Détresse et colère des betteraviers
Leurs représentants battent le rappel des troupes. Une réunion surchauffée se tient dans l’une des salles communales. Des orateurs, liés au parti agraire[2], condamnent une grève menée par une « poignée d’agitateurs étrangers » qui met en péril la propriété privée. Une motion est votée qui demande l’évacuation de la sucrerie par les forces de l’ordre. Sinon, préviennent-ils, « les paysans opéreraient par la force et par tous les moyens à leur disposition ».
Un groupe de cinq-cents betteraviers s’ébranle vers la mairie, criant à pleins poumons « À bas la CGT, À bas Blum[3] ». Le préfet refusa de les recevoir, mais tenta de calmer le jeu, annonçant que l’usine avait été évacuée en fin de matinée. Il était déjà trop tard car dans l’intervalle, un incident avait mis le feu aux poudres.
L’émeute, barres de fer, couteaux et blessés
Alors que les paysans manifestaient bruyamment en se dirigeant vers la mairie, des grévistes kabyles avaient levé le bras, poing fermé. Ce geste jugé « insupportable » avait provoqué une rixe, un algérien avait valsé contre la vitrine d’un café. Aussitôt, les kabyles « étaient allés chercher du renfort.
En quelques minutes, les deux camps, plantés sur la grande place étaient prêts à en découdre. Les grévistes ont-ils été à l’origine des premières hostilités ? Toujours est-il que l’affrontement est brutal : jets de pierres, mais aussi combat rapproché, avec coups de couteaux, barres de fer et pelles. Les gendarmes, un premier temps débordés, rétablissent l’ordre dans la soirée. On dénombre cinquante blessés dont deux agriculteurs gravement atteints, l’un d’un coup de couteau au foie, l’autre d’un coup de gourdin à la tête qui nécessita le soir même une trépanation.

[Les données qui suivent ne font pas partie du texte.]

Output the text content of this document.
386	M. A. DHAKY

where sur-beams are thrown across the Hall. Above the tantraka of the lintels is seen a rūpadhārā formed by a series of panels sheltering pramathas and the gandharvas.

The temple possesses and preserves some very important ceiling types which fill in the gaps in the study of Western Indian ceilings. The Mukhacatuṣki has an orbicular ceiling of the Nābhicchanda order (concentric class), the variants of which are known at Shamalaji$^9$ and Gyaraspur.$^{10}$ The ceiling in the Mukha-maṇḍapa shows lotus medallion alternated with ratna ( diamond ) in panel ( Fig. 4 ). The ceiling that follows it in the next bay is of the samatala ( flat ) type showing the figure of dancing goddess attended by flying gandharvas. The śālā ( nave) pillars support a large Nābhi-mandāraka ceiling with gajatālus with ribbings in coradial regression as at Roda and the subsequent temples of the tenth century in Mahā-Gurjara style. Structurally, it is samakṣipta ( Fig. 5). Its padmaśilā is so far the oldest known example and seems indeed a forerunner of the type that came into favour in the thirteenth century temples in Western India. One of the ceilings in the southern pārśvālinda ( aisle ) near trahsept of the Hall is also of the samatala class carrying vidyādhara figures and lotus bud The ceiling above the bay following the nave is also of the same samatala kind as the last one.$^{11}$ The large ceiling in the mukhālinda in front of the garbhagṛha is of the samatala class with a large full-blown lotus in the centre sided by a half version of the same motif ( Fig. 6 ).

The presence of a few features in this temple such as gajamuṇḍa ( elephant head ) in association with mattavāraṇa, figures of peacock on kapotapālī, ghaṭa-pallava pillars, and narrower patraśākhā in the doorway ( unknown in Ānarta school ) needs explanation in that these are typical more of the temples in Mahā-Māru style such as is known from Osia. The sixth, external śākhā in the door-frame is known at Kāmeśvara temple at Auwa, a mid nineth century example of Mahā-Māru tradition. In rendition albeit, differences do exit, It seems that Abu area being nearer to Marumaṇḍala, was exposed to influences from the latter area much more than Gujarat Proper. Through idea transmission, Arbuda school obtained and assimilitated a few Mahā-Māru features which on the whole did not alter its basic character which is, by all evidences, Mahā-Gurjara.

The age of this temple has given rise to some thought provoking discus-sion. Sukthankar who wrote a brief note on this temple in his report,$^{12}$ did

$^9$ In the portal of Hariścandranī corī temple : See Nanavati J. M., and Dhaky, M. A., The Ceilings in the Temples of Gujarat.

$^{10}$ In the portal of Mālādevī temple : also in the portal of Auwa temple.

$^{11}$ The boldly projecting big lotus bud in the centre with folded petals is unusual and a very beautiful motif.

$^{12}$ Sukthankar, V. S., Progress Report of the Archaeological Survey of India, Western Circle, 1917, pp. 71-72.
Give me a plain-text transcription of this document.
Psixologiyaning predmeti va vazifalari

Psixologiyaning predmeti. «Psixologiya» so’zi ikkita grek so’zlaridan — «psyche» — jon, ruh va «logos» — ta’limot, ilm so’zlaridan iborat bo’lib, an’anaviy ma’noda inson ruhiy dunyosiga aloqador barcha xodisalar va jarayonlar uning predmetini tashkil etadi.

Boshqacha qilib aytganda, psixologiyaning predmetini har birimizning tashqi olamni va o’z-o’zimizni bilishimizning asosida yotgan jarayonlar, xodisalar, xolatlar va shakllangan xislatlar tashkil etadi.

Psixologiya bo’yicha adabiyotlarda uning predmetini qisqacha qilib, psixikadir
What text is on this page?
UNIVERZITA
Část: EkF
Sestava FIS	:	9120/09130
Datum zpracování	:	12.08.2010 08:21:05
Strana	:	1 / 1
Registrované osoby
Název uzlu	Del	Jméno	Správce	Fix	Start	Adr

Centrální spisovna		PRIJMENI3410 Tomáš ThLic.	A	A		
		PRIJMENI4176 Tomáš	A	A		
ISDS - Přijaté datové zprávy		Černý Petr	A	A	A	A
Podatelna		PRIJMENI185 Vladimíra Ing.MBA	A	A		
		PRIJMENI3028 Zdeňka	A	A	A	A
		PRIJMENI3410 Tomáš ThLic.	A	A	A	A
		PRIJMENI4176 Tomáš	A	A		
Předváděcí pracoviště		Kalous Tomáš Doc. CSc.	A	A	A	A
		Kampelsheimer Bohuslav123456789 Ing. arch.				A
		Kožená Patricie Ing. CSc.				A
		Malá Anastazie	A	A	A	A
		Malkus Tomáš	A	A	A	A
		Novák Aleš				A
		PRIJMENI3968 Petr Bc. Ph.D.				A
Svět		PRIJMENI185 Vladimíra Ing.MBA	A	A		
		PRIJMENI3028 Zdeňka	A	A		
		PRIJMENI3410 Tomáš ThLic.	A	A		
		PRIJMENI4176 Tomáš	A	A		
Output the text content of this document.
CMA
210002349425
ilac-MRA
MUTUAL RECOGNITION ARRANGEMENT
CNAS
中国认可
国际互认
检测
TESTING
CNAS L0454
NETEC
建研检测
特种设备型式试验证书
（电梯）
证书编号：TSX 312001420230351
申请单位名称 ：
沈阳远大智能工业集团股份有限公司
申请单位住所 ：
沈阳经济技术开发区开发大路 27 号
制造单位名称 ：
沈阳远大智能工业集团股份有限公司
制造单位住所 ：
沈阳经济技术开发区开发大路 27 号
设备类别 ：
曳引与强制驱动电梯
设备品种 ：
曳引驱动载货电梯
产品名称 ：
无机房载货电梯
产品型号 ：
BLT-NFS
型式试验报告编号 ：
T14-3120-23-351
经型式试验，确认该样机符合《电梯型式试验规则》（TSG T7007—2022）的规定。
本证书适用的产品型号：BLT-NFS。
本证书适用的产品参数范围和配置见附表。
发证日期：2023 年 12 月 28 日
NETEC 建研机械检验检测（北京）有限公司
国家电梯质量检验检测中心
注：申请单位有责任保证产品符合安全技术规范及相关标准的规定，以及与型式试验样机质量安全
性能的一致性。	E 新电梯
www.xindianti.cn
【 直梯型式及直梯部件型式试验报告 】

L’accord sur les salaires, enfin.
Cependant, à l’intérieur de la mairie, les discussions avaient enfin abouti à 19 heures : la journée de travail passa de 28 à 36 francs -au lieu des 40 revendiqués – mais avec effet rétroactif au début de campagne, c’est-à-dire le 28 septembre. L’accord mit fin à la grève, mais il fallut plusieurs jours avant la remise en route : les malaxeurs mis à l’arrêt forcé le 15 octobre avaient été paralysés par un sirop de sucre devenu aussi dur que du ciment.
L’exploitation politique : le Front populaire en question.
A la une de toute la presse nationale, les évènements de Toury furent analysés au prisme d’une grille de lecture politique très clivée. Etaient en question Le Front Populaire – en place depuis cinq mois – la menace fasciste et le péril communiste. La majeure partie des journaux dénoncèrent des « scènes de désordre révolutionnaires », pointèrent du doigt l’influence de Moscou et la défaillance du Front Populaire.
L’extrême droite fit parler ses rengaines xénophobes, racistes et antisémites. Le Journal des débats politiques et littéraires incrimina « un système d’embauche d’ouvriers étrangers, kabyles, polonais à qui nous laissons ravir les salaires, le pain et la vie de l’ouvrier français ; ils nous récompensent en tapant sur nos paysans[4] » tandis que le même jour, L’Action Française titrait : « Le juif Blum contre les paysans de France[5] ». Les journaux favorables au gouvernement comme Le Populaire, organe de la SFIO, et L’Humanité, instruisirent le procès des cultivateurs manœuvrés par les « fascistes » du parti agraire[6].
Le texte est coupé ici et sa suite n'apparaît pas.